Microsoft said it discovered and stopped a large attack that attempted to use variants of the Dofoil, or Smoke Loader, trojan to spread a cryptocurrency miner.
The campaign was first seen on March 6 Microsoft said when its Windows Defender Antivirus blocked 80,000 attacks which it described as exhibiting advanced cross-process injection techniques, persistence mechanisms, and evasion methods. In total more than 400,000 instances were recorded with that vast majority, 73 percent, hitting Russians with Turkey,18 percent, and the Ukraine 4 percent being the other main targets.
What initially gave away the attacks was its unusual persistence mechanism that was tracked though Defenders behavior monitoring, Microsoft wrote.
The initial attack started with the Trojan performing a process hollowing on explorer.exe. Process hollowing is a code injection technique that involves spawning a new instance of legitimate process and then replacing the legitimate code with malware. When this is completed a second process comes online that drops the miner, which as part of its camouflage appears like the legitimate Windows binary wuauclt.exe.
The miner is multifaceted capable of generating a variety of cryptocurrencies, but in this case it was creating Electroneum, Microsoft said.

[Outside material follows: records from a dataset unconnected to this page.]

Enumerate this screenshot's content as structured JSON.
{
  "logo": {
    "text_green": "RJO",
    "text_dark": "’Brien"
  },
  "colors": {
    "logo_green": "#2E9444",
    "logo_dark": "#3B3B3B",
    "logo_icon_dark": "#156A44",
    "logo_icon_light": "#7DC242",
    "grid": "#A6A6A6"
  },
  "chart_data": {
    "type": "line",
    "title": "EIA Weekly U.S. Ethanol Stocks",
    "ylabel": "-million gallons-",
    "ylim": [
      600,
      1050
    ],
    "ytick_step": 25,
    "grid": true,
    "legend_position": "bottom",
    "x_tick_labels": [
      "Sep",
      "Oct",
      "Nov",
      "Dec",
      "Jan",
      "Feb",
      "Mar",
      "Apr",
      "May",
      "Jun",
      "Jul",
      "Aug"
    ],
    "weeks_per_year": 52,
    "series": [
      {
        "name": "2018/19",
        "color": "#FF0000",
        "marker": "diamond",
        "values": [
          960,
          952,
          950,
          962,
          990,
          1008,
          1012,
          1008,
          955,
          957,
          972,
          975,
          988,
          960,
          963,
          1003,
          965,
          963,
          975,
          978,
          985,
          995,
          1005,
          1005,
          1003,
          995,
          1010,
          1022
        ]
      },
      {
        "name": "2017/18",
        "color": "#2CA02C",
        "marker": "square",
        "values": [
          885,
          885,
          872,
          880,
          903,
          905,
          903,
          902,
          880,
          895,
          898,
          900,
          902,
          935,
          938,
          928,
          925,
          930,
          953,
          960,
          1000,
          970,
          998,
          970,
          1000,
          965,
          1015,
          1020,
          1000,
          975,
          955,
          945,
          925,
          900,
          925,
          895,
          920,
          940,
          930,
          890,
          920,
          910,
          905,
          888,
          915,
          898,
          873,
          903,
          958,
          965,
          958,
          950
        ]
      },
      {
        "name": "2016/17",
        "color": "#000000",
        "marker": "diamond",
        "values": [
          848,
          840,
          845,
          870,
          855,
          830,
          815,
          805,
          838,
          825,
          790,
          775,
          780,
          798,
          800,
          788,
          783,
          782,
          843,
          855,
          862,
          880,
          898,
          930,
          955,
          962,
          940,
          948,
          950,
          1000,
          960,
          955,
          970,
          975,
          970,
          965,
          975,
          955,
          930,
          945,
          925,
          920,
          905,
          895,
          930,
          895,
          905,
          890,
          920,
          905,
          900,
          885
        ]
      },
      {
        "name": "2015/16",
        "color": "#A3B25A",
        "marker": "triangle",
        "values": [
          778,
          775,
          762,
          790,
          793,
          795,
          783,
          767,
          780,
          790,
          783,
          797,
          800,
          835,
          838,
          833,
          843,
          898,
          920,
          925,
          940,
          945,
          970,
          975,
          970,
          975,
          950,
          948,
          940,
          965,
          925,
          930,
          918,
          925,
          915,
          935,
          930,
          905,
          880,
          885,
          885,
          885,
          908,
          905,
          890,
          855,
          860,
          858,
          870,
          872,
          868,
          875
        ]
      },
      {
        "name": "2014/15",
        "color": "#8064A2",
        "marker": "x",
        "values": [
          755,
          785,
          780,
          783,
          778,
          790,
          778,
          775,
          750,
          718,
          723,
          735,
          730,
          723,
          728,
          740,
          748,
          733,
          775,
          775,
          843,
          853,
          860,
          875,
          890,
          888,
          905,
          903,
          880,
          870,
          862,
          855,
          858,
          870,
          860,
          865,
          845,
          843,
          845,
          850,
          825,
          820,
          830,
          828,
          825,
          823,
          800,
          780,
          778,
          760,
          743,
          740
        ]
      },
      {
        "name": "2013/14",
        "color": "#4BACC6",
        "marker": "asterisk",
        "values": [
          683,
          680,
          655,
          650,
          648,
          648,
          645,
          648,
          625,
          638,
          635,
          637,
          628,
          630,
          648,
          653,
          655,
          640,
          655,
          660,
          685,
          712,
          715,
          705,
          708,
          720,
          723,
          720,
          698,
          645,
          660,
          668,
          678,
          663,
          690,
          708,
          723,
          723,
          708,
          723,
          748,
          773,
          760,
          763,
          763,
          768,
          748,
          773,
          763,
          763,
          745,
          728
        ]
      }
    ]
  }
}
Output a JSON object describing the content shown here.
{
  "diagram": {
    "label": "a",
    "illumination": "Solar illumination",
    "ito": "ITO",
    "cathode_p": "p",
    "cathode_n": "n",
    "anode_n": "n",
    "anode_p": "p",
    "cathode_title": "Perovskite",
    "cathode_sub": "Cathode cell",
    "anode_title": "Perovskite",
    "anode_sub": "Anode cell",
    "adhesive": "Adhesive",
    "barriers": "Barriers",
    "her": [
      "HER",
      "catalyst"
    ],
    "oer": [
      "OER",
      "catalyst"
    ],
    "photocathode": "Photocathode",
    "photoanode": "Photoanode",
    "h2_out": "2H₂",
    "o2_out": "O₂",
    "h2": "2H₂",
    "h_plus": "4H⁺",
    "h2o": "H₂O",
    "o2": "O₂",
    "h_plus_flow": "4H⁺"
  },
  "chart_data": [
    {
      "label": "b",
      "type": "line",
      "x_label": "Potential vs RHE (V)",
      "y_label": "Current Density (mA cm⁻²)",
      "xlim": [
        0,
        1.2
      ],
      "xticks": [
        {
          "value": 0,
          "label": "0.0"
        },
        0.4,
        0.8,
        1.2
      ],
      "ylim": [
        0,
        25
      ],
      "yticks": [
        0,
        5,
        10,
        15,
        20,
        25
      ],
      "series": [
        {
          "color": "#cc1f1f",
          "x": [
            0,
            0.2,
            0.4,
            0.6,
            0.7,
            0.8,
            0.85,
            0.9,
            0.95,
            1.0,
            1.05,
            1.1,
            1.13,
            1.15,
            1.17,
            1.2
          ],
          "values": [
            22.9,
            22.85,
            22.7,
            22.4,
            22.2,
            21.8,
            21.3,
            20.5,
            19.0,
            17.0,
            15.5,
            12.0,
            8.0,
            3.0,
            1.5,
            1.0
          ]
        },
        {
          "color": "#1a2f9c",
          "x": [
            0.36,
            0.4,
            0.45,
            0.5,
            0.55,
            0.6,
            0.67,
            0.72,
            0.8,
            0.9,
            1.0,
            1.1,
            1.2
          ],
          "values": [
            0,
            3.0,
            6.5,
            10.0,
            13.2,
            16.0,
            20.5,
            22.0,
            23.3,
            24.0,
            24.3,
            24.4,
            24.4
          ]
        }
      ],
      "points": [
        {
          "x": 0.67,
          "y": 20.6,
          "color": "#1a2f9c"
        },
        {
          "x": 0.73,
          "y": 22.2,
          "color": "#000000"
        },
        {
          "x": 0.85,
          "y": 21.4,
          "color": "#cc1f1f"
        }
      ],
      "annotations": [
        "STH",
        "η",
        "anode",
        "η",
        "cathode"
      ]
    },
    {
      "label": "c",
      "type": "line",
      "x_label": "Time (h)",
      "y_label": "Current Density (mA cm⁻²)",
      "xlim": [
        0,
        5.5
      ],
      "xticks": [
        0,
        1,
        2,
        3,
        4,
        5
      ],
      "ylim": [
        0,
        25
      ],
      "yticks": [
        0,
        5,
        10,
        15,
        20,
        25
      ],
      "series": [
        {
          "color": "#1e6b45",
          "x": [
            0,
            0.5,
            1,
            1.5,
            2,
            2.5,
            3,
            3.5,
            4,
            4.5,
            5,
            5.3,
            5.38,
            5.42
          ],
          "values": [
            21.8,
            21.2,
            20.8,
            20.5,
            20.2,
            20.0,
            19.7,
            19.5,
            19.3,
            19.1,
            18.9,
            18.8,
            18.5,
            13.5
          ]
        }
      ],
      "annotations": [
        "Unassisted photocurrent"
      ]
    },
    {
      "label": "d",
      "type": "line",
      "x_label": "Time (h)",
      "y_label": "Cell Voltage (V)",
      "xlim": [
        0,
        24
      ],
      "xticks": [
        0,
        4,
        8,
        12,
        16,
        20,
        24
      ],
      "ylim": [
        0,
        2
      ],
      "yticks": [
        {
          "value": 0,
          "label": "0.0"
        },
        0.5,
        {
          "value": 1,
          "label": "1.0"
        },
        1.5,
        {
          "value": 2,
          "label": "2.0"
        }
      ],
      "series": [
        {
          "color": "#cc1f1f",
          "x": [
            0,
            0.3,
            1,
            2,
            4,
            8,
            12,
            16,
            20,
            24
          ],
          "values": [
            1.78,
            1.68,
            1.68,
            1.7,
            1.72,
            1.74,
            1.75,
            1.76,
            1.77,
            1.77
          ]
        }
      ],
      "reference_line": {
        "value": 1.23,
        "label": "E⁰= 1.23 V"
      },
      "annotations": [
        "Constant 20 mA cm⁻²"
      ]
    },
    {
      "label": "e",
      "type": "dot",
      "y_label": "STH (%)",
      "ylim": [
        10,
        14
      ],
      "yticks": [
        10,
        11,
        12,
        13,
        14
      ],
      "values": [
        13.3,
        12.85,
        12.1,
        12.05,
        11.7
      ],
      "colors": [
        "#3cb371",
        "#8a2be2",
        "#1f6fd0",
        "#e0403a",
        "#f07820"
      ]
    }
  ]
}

To maintain its persistence researchers saw that Dofoil modifies the registry and uses the hollowed explorer.exe process to create a copy of the malware in the Roaming AppData folder and renames it to ditereah.exe. It then creates a new, or modifies a current, registry key to point to the newly created copy of the malware.
Instructions are received through command and control servers, which Microsoft said used the Namecoin network infrastructure. Namecoin.org states that Namecoin is an experimental open-source technology which improves decentralization, security, censorship resistance, privacy, and speed of certain components of the Internet infrastructure such as DNS and identities. The creator lists several other uses for Namecoin.